I envied the student for the challenges ahead and silently wished him well. I wanted to radio and tell him so, but thought it might distract him in his conquests.

Where will he go with his flying? Will he be one of so many who learn to fly and then get bored and quit? Can he even afford to keep flying after he achieves his license? I hope so. I like pilots and would like to see more of them.

I sailed the Giant back to Kirkby Field completely enraptured with airplanes and flight. Occasionally, I’d giggle to myself just from pure joy. For a couple of moments I could hardly believe my luck being up there flying – and in my own airplane, too! Grinning incessantly, I hauled the Giant around Kirkby’s circuit a couple of times, telling myself I needed the practice. Truth is, I just didn’t want it to end.

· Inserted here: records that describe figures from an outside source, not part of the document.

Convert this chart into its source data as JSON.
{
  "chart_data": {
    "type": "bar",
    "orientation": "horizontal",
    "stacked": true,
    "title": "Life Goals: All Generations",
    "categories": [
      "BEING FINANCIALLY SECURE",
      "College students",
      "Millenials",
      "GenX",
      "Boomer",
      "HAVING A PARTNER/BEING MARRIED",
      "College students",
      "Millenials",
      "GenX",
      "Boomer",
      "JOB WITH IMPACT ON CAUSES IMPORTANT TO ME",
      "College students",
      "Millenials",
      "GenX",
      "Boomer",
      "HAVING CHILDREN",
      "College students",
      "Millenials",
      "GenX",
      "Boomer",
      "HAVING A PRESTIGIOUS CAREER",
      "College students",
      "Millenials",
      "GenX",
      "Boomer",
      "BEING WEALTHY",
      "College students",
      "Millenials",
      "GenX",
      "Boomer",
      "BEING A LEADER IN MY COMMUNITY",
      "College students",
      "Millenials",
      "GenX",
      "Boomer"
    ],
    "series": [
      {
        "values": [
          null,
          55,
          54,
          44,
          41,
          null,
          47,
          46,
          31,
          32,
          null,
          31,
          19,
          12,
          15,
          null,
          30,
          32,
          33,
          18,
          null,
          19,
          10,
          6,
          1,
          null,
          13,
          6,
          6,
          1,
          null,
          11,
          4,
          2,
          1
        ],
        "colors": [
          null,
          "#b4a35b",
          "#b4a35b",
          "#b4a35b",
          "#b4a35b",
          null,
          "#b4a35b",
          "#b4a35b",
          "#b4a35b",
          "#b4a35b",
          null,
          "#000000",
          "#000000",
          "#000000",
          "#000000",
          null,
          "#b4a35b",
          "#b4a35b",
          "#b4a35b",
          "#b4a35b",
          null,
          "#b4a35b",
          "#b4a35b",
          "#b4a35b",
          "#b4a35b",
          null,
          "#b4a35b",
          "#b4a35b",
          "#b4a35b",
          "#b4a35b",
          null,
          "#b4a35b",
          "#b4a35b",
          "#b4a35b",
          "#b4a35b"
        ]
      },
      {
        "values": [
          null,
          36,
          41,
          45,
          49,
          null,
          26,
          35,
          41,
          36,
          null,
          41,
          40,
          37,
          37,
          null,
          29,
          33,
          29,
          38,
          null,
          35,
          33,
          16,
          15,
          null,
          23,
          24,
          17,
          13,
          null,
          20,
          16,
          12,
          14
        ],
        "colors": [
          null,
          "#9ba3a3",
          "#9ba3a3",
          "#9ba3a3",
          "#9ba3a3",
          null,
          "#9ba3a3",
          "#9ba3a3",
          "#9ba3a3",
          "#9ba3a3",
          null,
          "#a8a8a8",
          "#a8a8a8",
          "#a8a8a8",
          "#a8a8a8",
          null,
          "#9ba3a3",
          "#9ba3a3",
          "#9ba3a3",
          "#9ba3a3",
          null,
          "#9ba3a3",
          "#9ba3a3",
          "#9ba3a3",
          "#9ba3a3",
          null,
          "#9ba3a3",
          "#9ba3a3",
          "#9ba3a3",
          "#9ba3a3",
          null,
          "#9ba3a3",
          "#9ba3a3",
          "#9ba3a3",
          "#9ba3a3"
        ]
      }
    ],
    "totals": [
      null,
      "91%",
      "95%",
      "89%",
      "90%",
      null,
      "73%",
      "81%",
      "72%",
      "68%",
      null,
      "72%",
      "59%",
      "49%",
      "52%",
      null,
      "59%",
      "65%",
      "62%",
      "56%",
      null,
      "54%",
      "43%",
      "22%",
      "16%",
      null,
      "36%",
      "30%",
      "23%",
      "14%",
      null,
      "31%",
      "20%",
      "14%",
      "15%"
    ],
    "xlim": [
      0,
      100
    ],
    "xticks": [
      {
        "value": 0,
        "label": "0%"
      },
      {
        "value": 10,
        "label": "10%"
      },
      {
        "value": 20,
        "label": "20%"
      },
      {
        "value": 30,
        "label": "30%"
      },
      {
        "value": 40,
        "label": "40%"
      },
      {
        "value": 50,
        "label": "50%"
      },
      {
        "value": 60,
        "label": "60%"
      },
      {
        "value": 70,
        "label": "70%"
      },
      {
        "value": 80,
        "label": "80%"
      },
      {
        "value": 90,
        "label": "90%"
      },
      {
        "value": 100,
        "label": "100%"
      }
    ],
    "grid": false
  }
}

My first approach was way too fast and I touched long, but with barely a tremor from the landing gear. Very pleasing, that. Ultralight pilots, though, admire short landings more than smooth ones. It’s neither vanity nor exhibitionism. At the places we land such skill might one day separate a pilot from his demise. There’s never been a runway that’s too long.

My next landing was a peach. I set the Giant down firmly and still made the intersection turn-off a few hundred feet from the button. I remained completely saturated in satisfaction and contentment as I taxied the Giant in.

It dawned on me for the millionth time – this must be what it was like. This has to be how the barnstormers felt as they cast themselves to the clouds and lived on the wind. They’d have revelled in the absolute wonder and freedom of just being up there flying. They’d feel giddy and thrilled, knowing they’d just lived a whole minute in the sky and were about to do so all over again. And every breath they took aloft would be the most precious they’d ever drawn. I just know they felt that way. My God, how could they not?